No sólo la crueldad es omnipresente en el arte español, también lo es en la vida cotidiana. Incluso hoy, en el siglo XXI, España genera en la mente de cualquier extranjero, y no sólo en la de un extranjero, imágenes de sangre y muerte. La corrida es un mito cultural vivido por decenas de miles de aficionados y también por los turistas que quieren participar de ceremonia tan atávica igual que irían a ver una danza de derviches en Turquía o un rito funerario en Madagascar. La muerte como espectáculo para las masas, como diversión, como tradición que debe ser conservada –o rechazada precisamente por quienes no quieren identificarse con «lo español–; contemplar la tragedia mientras se fuma un puro, saborear el dolor. Numerosos intelectuales y artistas de todo el mundo han sentido la atracción de España precisamente por esta alegre profusión de sangre. Hemingway, aficionado a los toros, escribió: «... la belleza del momento de la muerte es ese instante en el que hombre y toro forman una figura, al clavarse la espada hasta el fondo, el hombre inclinándose tras ella, la muerte uniendo las dos figuras en el clímax emocional, estético y artístico de la corrida». Sería interesante saber si Hemingway podría describir con tanto lirismo el momento en el que el pitón atraviesa las vísceras del torero mientras lo zarandea por los aires, si la belleza del momento cruel resiste los embates de la empatía, de la identificación con la víctima. También Bataille, en Historia del ojo, cuenta cómo Simone se come los testículos crudos de un toro mientras otro astado mata al torero Granero, un suceso al que asistió Bataille en Madrid en 1922. El exceso llama al exceso, y el sacrificio del toro en la arena, el baile entre erótico y sádico de animal y hombre, inspira otros fantasmas, otros sadismos, otras pulsiones que unen sexo y muerte.

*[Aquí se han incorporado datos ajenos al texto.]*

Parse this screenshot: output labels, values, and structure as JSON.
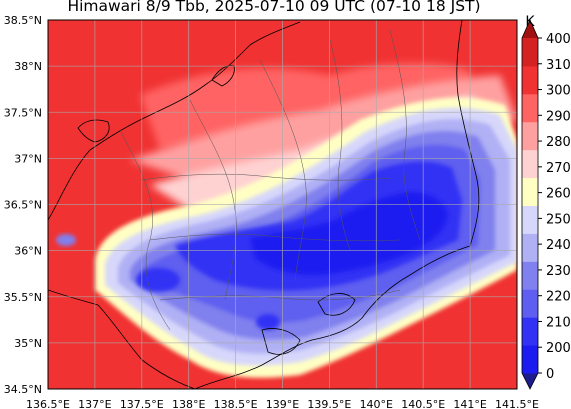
{
  "title": "Himawari 8/9 Tbb, 2025-07-10 09 UTC (07-10 18 JST)",
  "map": {
    "lon_range": [
      136.5,
      141.5
    ],
    "lat_range": [
      34.5,
      38.5
    ],
    "grid": true,
    "lon_ticks": [
      "136.5°E",
      "137°E",
      "137.5°E",
      "138°E",
      "138.5°E",
      "139°E",
      "139.5°E",
      "140°E",
      "140.5°E",
      "141°E",
      "141.5°E"
    ],
    "lat_ticks": [
      "34.5°N",
      "35°N",
      "35.5°N",
      "36°N",
      "36.5°N",
      "37°N",
      "37.5°N",
      "38°N",
      "38.5°N"
    ]
  },
  "colorbar": {
    "unit": "K",
    "labels": [
      "0",
      "200",
      "210",
      "220",
      "230",
      "240",
      "250",
      "260",
      "270",
      "280",
      "290",
      "300",
      "310",
      "400"
    ],
    "colors": [
      "#1c1c8c",
      "#1c1cf0",
      "#3232f5",
      "#5e5ef0",
      "#8080ee",
      "#b0b0f5",
      "#d7d7fb",
      "#ffffc4",
      "#ffd2d2",
      "#ffa0a0",
      "#ff6464",
      "#f03232",
      "#d42222",
      "#a01010"
    ]
  }
}
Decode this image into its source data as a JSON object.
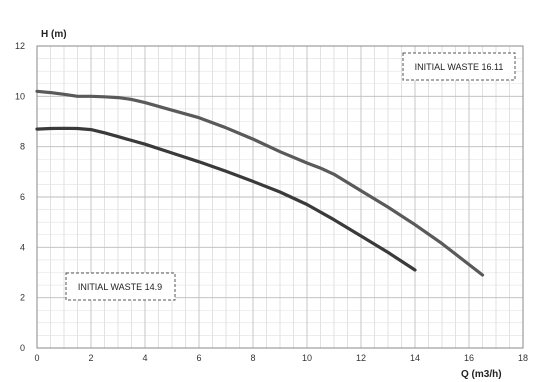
{
  "chart_data": {
    "type": "line",
    "xlabel": "Q (m3/h)",
    "ylabel": "H (m)",
    "xlim": [
      0,
      18
    ],
    "ylim": [
      0,
      12
    ],
    "x_ticks": [
      0,
      2,
      4,
      6,
      8,
      10,
      12,
      14,
      16,
      18
    ],
    "y_ticks": [
      0,
      2,
      4,
      6,
      8,
      10,
      12
    ],
    "grid": true,
    "series": [
      {
        "name": "INITIAL WASTE 16.11",
        "color": "#5a5a5a",
        "x": [
          0,
          0.5,
          1,
          1.5,
          2,
          2.5,
          3,
          3.5,
          4,
          5,
          6,
          7,
          8,
          9,
          10,
          10.5,
          11,
          12,
          13,
          14,
          15,
          16.5
        ],
        "y": [
          10.2,
          10.15,
          10.08,
          10.0,
          10.0,
          9.98,
          9.95,
          9.88,
          9.75,
          9.45,
          9.15,
          8.75,
          8.3,
          7.8,
          7.35,
          7.15,
          6.9,
          6.25,
          5.6,
          4.9,
          4.15,
          2.9
        ]
      },
      {
        "name": "INITIAL WASTE 14.9",
        "color": "#3a3a3a",
        "x": [
          0,
          0.5,
          1,
          1.5,
          2,
          2.5,
          3,
          4,
          5,
          6,
          7,
          8,
          9,
          10,
          11,
          12,
          13,
          14
        ],
        "y": [
          8.7,
          8.72,
          8.73,
          8.72,
          8.68,
          8.55,
          8.4,
          8.1,
          7.75,
          7.4,
          7.02,
          6.62,
          6.2,
          5.7,
          5.1,
          4.45,
          3.8,
          3.1
        ]
      }
    ]
  }
}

No sólo «lo cruel» de la cultura española ejerce su atractivo sobre los extranjeros, en general lo excesivo, lo esperpéntico –el esperpento es un género español, como lo es el tremendismo–, lo bizarro que nos acompaña desde mucho antes del Quijote, fascinan a quienes se ocupan mínimamente de lo español. Uno de los más esperpénticos realizadores cinematográficos, Terry Gilliam, lleva muchos años intentando filmar una versión del Quijote en la que precisamente lo deforme y lo exagerado desempeñarían un papel fundamental; en Lost in La Mancha, el documental sobre el fracaso del primer intento de Gilliam de rodar la película, vemos al realizador disfrutar del espectáculo de unos gordos deformes y de expresión obtusa bailoteando con el torso desnudo y haciendo gestos ridículamente amenazadores, escena que debía utilizarse para el enfrentamiento entre don Quijote y los gigantes que resultan ser molinos de viento.
Por supuesto, podría decirse que todos los países tienen sus corridas, sus espectáculos crueles, como podrían serlo el boxeo en Estados Unidos, las peleas de perros en Inglaterra, las de gallos en México. De todas formas, no se trata de establecer aquí una clasificación de tradiciones crueles, lo que quizá llevaría a una apretada competición entre China, Japón y España, sino de poner de manifiesto una línea narrativa que nos lleva a reconocer y reconocernos en lo cruel como elemento a veces brutal, a veces jocoso, con frecuencia las dos cosas, de lo español.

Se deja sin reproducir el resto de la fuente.